◆山場コマーシャル

ユリ

場面を盛り上げるだけ盛り上げておいてから「正解はCMのあとで」「最新情報はこのあとすぐ」。こんなテレビの「山場CM」が多い番組に視聴者が不快感を抱いていることが、榊博文・慶応義塾大教授(社会心理学)らの調査で明らかになり近著で発表された。国際比較でも日本の山場CMは欧米より格段に多い。テレビ局側の思惑とは裏腹に、そうしたCMへの好感度が低くなり商品の購買意欲も下がるという。

調査では、視聴者をCM明けまで引っ張ろうとする山場CMに対する印象として、強い肯定から強い否定まで九つの尺度で聞いた。「不愉快」について86%が肯定。
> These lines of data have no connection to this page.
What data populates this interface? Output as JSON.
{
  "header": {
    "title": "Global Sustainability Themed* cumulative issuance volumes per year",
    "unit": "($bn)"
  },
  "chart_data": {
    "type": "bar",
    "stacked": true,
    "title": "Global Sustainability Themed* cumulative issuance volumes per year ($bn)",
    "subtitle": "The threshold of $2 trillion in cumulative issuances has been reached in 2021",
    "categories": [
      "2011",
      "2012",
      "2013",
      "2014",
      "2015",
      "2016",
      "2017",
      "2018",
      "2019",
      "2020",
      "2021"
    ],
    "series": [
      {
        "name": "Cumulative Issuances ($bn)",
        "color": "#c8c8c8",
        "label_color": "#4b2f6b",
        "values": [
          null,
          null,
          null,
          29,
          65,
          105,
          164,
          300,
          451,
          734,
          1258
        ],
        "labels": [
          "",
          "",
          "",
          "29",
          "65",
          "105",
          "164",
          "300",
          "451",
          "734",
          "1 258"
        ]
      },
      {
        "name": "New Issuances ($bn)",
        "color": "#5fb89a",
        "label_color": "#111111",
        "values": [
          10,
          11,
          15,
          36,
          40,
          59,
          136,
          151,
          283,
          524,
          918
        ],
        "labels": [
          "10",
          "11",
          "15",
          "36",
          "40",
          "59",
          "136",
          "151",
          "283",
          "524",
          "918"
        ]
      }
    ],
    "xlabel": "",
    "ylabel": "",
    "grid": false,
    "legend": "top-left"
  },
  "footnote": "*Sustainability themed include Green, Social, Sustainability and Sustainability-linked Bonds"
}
CM明けのシーンの繰り返しには、74%が「イライラする」と回答した。山場CMを含む番組については、84%が「好感が持てない」。山場CMの商品について42%が「好感が持てない」、34%が「買いたくない」と回答。それぞれ60%前後あった「どちらともいえない」を除けば大半がマイナスの評価だった。

話の流れが落ち着いたところで出る「一段落CM」と比較すると、山場CMが「商品を買いたくない」で3.8倍、「商品を覚えていない」も2倍と本来の効果をうち消していた。また、日本と欧米のテレビ番組の山場CMを02〜03年に比較した。ニュース、ドキュメンタリー、ドラマなど7分野で各国の代表的な3番組ずつを録画して比率を調べた。その結果は、日本の40%に対し米国は14%で、CMのタイミングが法律で規定されている英国は6%、フランスにいたってはゼロだった。

1時間の放映番組の中で、どのくらいCMを見せられるのか、この前試したら、通常のCMは5分に1回、8ケのCMが3回、5ケのCMが3回、これに山場CMが挿入されるんだから、もうたまったもんではない。つまり5分毎に、番組を細切れで見せられていることになる。あまりにもバカバカしくなって、途中でテレビそのものを消してしまったが、最後まで我慢して数えていたら、おそらく気の遠くなるほど多くのCMを見せられただろう。

そんなわけで、一人でテレビを見ているときは、NHK専門、地上デジタル3本、BS3本、計6本あれば、少しでもましな番組がある。民放で大好きな雑学関連の番組があるときだけ、やむを得ず見てしまうが,CMになると、音を消してしまう。だから、その頻度の多さに、かえって疲れてしまうという体たらくだ。